How can action be taken for a breach of duty?

If insolvency practitioners do breach their duties, what can be done about it? There are several options: 

  • Regulator action. ASIC is the key regulator. They can make directions to liquidators, require additional training and ultimately apply for cancellation of registration. In recent years ASIC has tightened up the registration process and is focused on increasing the professionalisation of the industry.
  • Voluntary court action. The Court can take action of its own volition to remove a liquidator for breach of duty (see section 536 of the Corporations Act 2001 (Cth)).
  • Individual complaint. Any individual can make a complaint to the court about the conduct of a liquidator (ie. any creditor/the commissioner of taxation can make a complaint). See for example, Commissioner of Taxation v Iannuzzi (No 2) [2019] FCA 1818. The expense of an individual (non-ATO) creditor taking such a case means that this rarely occurs (we are aware of no cases). 
  • Cause of action in tort or equity.
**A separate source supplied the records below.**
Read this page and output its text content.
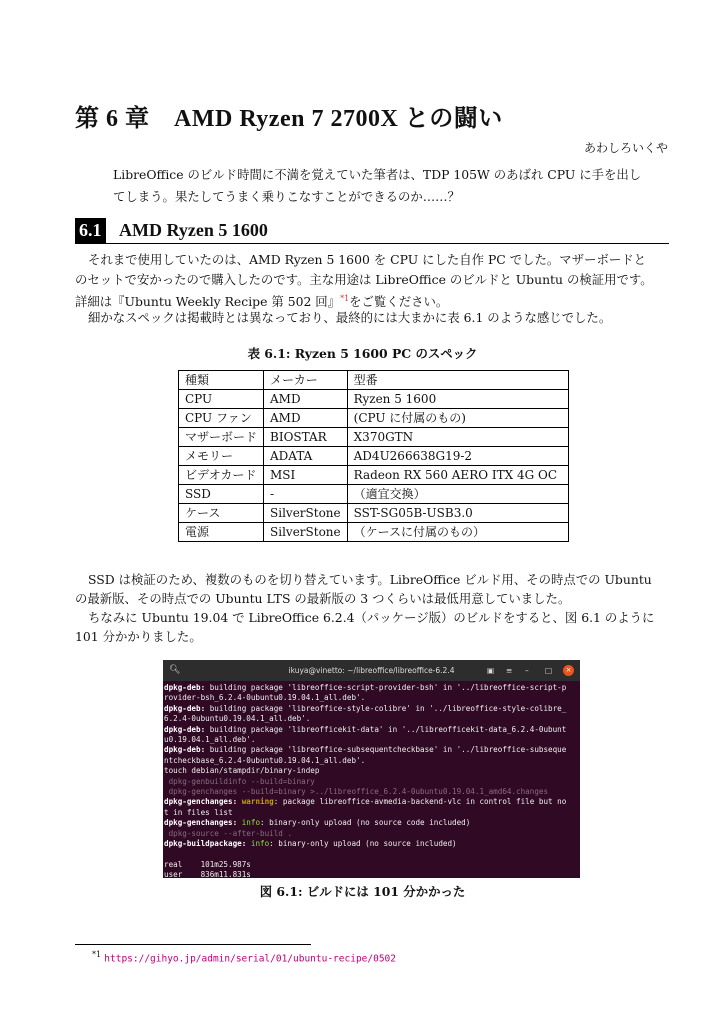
第 6 章　AMD Ryzen 7 2700X との闘い
あわしろいくや
LibreOffice のビルド時間に不満を覚えていた筆者は、TDP 105W のあばれ CPU に手を出し
てしまう。果たしてうまく乗りこなすことができるのか……？
6.1 AMD Ryzen 5 1600
それまで使用していたのは、AMD Ryzen 5 1600 を CPU にした自作 PC でした。マザーボードと
のセットで安かったので購入したのです。主な用途は LibreOffice のビルドと Ubuntu の検証用です。
詳細は『Ubuntu Weekly Recipe 第 502 回』$^{*1}$をご覧ください。
細かなスペックは掲載時とは異なっており、最終的には大まかに表 6.1 のような感じでした。
表 6.1: Ryzen 5 1600 PC のスペック
種類	メーカー	型番
CPU	AMD	Ryzen 5 1600
CPU ファン	AMD	(CPU に付属のもの)
マザーボード	BIOSTAR	X370GTN
メモリー	ADATA	AD4U266638G19-2
ビデオカード	MSI	Radeon RX 560 AERO ITX 4G OC
SSD	-	（適宜交換）
ケース	SilverStone	SST-SG05B-USB3.0
電源	SilverStone	（ケースに付属のもの）
SSD は検証のため、複数のものを切り替えています。LibreOffice ビルド用、その時点での Ubuntu
の最新版、その時点での Ubuntu LTS の最新版の 3 つくらいは最低用意していました。
ちなみに Ubuntu 19.04 で LibreOffice 6.2.4（パッケージ版）のビルドをすると、図 6.1 のように
101 分かかりました。
🔍︎	ikuya@vinetto: ~/libreoffice/libreoffice-6.2.4	▣ ≡ – □	×
dpkg-deb: building package 'libreoffice-script-provider-bsh' in '../libreoffice-script-p
rovider-bsh_6.2.4-0ubuntu0.19.04.1_all.deb'.
dpkg-deb: building package 'libreoffice-style-colibre' in '../libreoffice-style-colibre_
6.2.4-0ubuntu0.19.04.1_all.deb'.
dpkg-deb: building package 'libreofficekit-data' in '../libreofficekit-data_6.2.4-0ubunt
u0.19.04.1_all.deb'.
dpkg-deb: building package 'libreoffice-subsequentcheckbase' in '../libreoffice-subseque
ntcheckbase_6.2.4-0ubuntu0.19.04.1_all.deb'.
touch debian/stampdir/binary-indep
dpkg-genbuildinfo --build=binary
dpkg-genchanges --build=binary >../libreoffice_6.2.4-0ubuntu0.19.04.1_amd64.changes
dpkg-genchanges: warning: package libreoffice-avmedia-backend-vlc in control file but no
t in files list
dpkg-genchanges: info: binary-only upload (no source code included)
dpkg-source --after-build .
dpkg-buildpackage: info: binary-only upload (no source included)

real	101m25.987s
user	836m11.831s
図 6.1: ビルドには 101 分かかった
$^{*1}$ https://gihyo.jp/admin/serial/01/ubuntu-recipe/0502
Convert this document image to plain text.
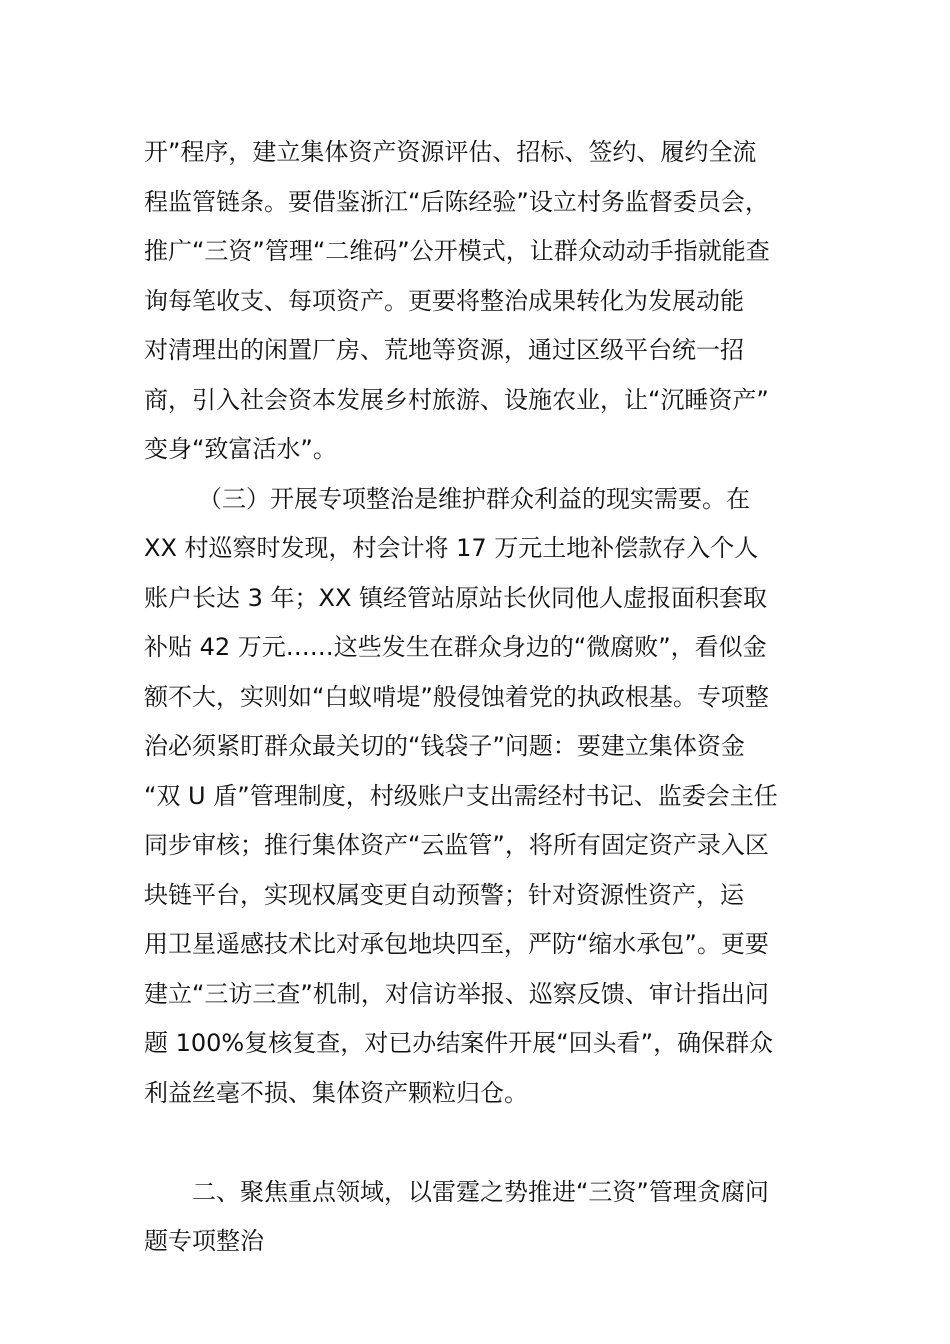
开”程序，建立集体资产资源评估、招标、签约、履约全流
程监管链条。要借鉴浙江“后陈经验”设立村务监督委员会，
推广“三资”管理“二维码”公开模式，让群众动动手指就能查
询每笔收支、每项资产。更要将整治成果转化为发展动能
对清理出的闲置厂房、荒地等资源，通过区级平台统一招
商，引入社会资本发展乡村旅游、设施农业，让“沉睡资产”
变身“致富活水”。
（三）开展专项整治是维护群众利益的现实需要。在
XX 村巡察时发现，村会计将 17 万元土地补偿款存入个人
账户长达 3 年；XX 镇经管站原站长伙同他人虚报面积套取
补贴 42 万元……这些发生在群众身边的“微腐败”，看似金
额不大，实则如“白蚁啃堤”般侵蚀着党的执政根基。专项整
治必须紧盯群众最关切的“钱袋子”问题：要建立集体资金
“双 U 盾”管理制度，村级账户支出需经村书记、监委会主任
同步审核；推行集体资产“云监管”，将所有固定资产录入区
块链平台，实现权属变更自动预警；针对资源性资产，运
用卫星遥感技术比对承包地块四至，严防“缩水承包”。更要
建立“三访三查”机制，对信访举报、巡察反馈、审计指出问
题 100%复核复查，对已办结案件开展“回头看”，确保群众
利益丝毫不损、集体资产颗粒归仓。
二、聚焦重点领域，以雷霆之势推进“三资”管理贪腐问
题专项整治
Where there is breach of legal duty, and a creditor has suffered damages, they could bring an action such as breach of statutory duty, breach of trust or breach of fiduciary duty, depending on the circumstances. Note, that because directors and liquidators control the books, it would be difficult for creditors to acquire proof. There are few cases (if any) where a creditor (other than the ATO) has commenced legal action against an insolvency practitioner for breach of a duty (other than to replace the appointee).

One might say that the best action that could be taken is realism — to understand that an insolvency appointment is not a guaranteed corporate rescue, it is a necessary step to deal with an insolvent company and to avoid an insolvent trading allegation. Therefore, for a disappointed creditor or director, any action for breach of duty will be of limited effect. 

From a director’s perspective, the key lesson is to seek out independent professional advice before a winding up may be necessary. Ideally this advice should be from an advisor who owes the director a fiduciary duty and can give good faith advice about potential outcomes. Our experience is that directors who have been through a voluntary administration in the past are the most likely to engage our firm before considering going through the process again.